Deux offres étaient en concurrence pour la reprise de l'armurier stéphanois Verney-Carron, placé en redressement judiciaire en février dernier : celle de la puissante manufacture d'armes belge FN Browning et ses quelques 930 millions d'euros de chiffre d'affaires, et celle du ligérien Rivolier (320 salariés, 150 millions d'euros de chiffre d'affaires), distributeur notamment d'armes et équipements pour les forces de l'ordre et l'armée française.
Le Tribunal de commerce a tranché ce mercredi après-midi : c'est l'offre de Rivolier qui a été retenue, et ce malgré les recommandations de plusieurs des acteurs du dossier à l'occasion de l'audience qui s'était tenue mercredi dernier.
Selon le délibéré, dont La Tribune a pu prendre connaissance, l'administrateur judiciaire avait mis en avant la sécurité financière apportée par FN Browning, même si « son choix du cœur » était stéphanois et donc celui de Rivolier. Les Belges avaient aussi obtenu le soutien du mandataire judiciaire, de l'actionnaire sortant (Cybergun), du représentant de l'AGS-CGEA (le régime de garantie des créances des salariés), et plus important encore de la représentante du Parquet.
La position de cette dernière était attendue des observateurs dans un contexte de réarmement de la France et d'économie de guerre. Toujours selon le délibéré, celle-ci avait souligné la solidité des deux offres, mais estimait la pérennité de l'entreprise mieux garantie par le projet FN Browning. Les représentants des salariés n'avaient, quant à eux, pas pris position estimant les deux offres très solides.
Malgré ces recommandations, le Tribunal de commerce a donc choisi une autre voie, celle de l'ETI française Rivolier.
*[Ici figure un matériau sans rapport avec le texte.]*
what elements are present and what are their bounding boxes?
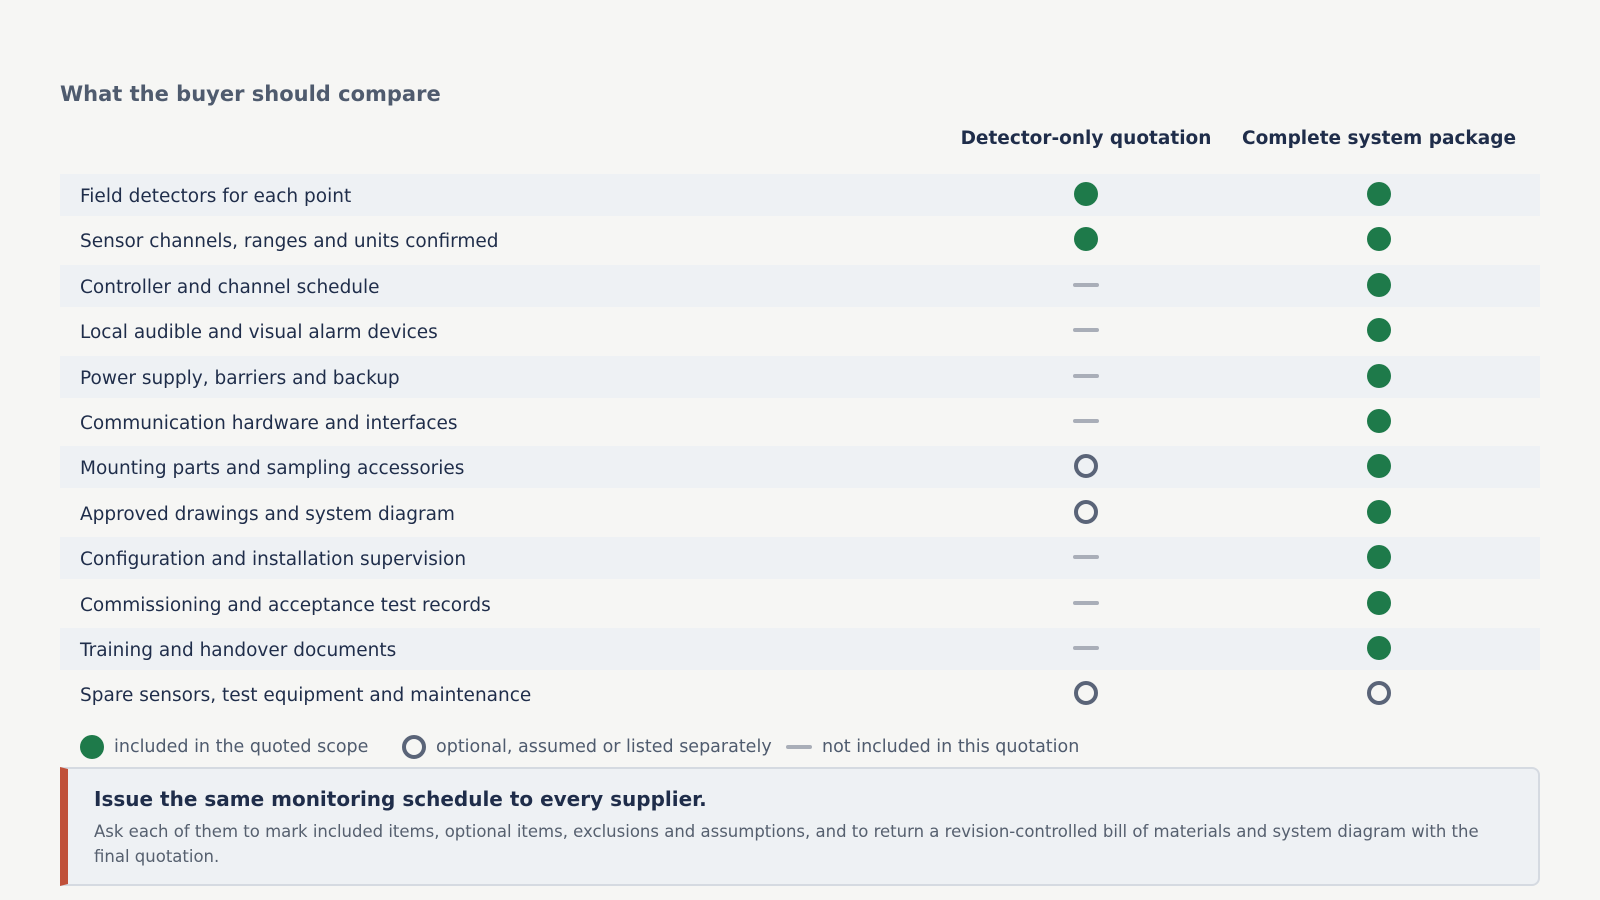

Sa décision s'appuie sur deux points principaux : la « très bonne connaissance de la société Verney-Carron, de ses produits, de ses compétences », par Rivolier et le fait que celui-ci soit français. « Le Tribunal tient à ce que le patrimoine, le savoir-faire, les marques et autres droits de propriété intellectuelle, (...) dans le secteur stratégique de la filière armurière soient conservés en France et plus particulièrement à Saint-Etienne ».